La experiencia vital e histórica de los miembros de la Escuela de Frankfurt provocó un giro en su pensamiento. La barbarie sistemática y racionalmente organizada les hizo desconfiar de la capacidad del hombre y especialmente de la razón para lograr construir sociedades justas e igualitarias. Los filósofos ilustrados creían que los problemas de la humanidad  tendrían solución cuando el ser humano fuera capaz de aplicar la razón a todas las esferas de su vida. Su optimista confianza en el progreso humano gracias a la “divina” razón, cargada de elementos míticos, hizo temblar al mundo con armas hasta entonces desconocidas. La Primera y la Segunda Guerras Mundiales, los campos de exterminio nazis, las bombas nucleares mostraron el poder mortífero y maquiavélico de la razón o de la paradójica “racionalización” de la destrucción. ¿Es ese el poder emancipador de la razón? ¿Y qué decir de la alienación de las sociedades neocapitalistas en las que los seres humanos son instrumentalizados en aras del todo poderoso mercado o de las necesidades productivas?

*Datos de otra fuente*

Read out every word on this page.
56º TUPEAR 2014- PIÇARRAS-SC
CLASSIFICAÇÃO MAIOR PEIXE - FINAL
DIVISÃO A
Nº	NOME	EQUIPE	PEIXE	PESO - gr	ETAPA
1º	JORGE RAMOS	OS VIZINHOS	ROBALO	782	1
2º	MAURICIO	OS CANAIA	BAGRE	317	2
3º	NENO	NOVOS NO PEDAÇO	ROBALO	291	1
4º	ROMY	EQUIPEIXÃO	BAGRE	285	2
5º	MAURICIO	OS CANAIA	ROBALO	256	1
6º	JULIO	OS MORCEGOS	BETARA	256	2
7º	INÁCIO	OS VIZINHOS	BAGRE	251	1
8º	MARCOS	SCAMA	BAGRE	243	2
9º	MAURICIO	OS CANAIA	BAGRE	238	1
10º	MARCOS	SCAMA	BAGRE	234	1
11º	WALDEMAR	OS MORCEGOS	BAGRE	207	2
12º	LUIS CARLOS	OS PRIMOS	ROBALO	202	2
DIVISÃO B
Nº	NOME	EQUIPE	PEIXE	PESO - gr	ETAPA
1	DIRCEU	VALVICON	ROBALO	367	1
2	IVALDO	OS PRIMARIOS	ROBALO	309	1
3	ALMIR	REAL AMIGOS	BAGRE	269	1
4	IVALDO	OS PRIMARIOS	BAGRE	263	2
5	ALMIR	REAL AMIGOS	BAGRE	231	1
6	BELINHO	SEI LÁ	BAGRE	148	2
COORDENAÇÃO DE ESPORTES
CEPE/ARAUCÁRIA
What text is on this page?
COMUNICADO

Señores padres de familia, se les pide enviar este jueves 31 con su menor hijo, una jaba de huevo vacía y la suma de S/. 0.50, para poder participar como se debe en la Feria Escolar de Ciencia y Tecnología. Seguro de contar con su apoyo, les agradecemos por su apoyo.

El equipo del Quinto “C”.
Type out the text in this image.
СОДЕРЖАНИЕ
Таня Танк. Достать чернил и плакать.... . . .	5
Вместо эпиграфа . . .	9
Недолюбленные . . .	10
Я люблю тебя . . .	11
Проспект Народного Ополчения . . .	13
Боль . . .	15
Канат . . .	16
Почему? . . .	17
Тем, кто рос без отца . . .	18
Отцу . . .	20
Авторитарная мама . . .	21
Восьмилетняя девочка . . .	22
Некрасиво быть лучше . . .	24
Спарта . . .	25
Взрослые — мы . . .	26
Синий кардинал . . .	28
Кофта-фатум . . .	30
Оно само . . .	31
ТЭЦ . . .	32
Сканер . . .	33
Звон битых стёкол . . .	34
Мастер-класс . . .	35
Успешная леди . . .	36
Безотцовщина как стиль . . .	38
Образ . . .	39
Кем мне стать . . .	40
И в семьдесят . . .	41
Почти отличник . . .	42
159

    El fracaso de la razón instrumental es una de las ideas centrales de la Dialéctica de la Ilustración, de Adorno y Horkheimer. Ambos se mostraron profundamente críticos, escépticos y pesimistas frente a la capacidad racional humana.


    2.5. ANÁLISIS CRÍTICO DE LOS TOTALITARISMOS Y DEL NEOCAPITALISMO.

    En un principio los frankfurtianos confiaron en el marxismo como única posibilidad conjugar el ideal proletario de justicia con el ideal liberal de progreso. Reivindicaban al individuo frente a la sociedad capitalista que alienaba al ser humano, reduciéndolo a mero productor y consumidor. Esta crítica pretendía despertar la conciencia del proletariado para luchar contra el totalitarismo y conquistar la emancipación, pero, en los años treinta, los integrantes de la Escuela se percataron de la incapacidad del proletariado para llevar a cabo esta tarea.

    Tras ese momento los de la escuela llegan a la conclusión de que el proletariado ha desaparecido integrándose en la clase media de postguerra, ajena a cualquier tipo de revolución. Además el marxismo ha sido desvirtuado por la práctica totalitaria de los regímenes comunistas, como el implantado por Stalin, donde se ha perdido el ideal de justicia y se han  eliminado las libertades básicas. La teoría crítica se centra, entonces, en la crítica a la creciente despersonalización y cosificación de las sociedades neocapitalistas provocadas por la sociedad de consumo y el control tecnológico. En las sociedades neocapitalistas todo intento de disidencia termina convirtiéndose en una mercancía (ej.: el Che y las camisetas, chapitas, posters.) El nivel de vida sube y, al mismo tiempo, todos estamos más controlados, más sometidos a la burocracia y a un exceso de normatividad. Los medios de comunicación al servicio de los intereses de mercado manipulan las conciencias y fomentan la uniformidad difundiendo una serie de valores, gustos y necesidades que convierten al individuo en un elemento más de la masa. Por todo ello, las sociedades neocapitalistas son una forma encubierta de totalitarismo.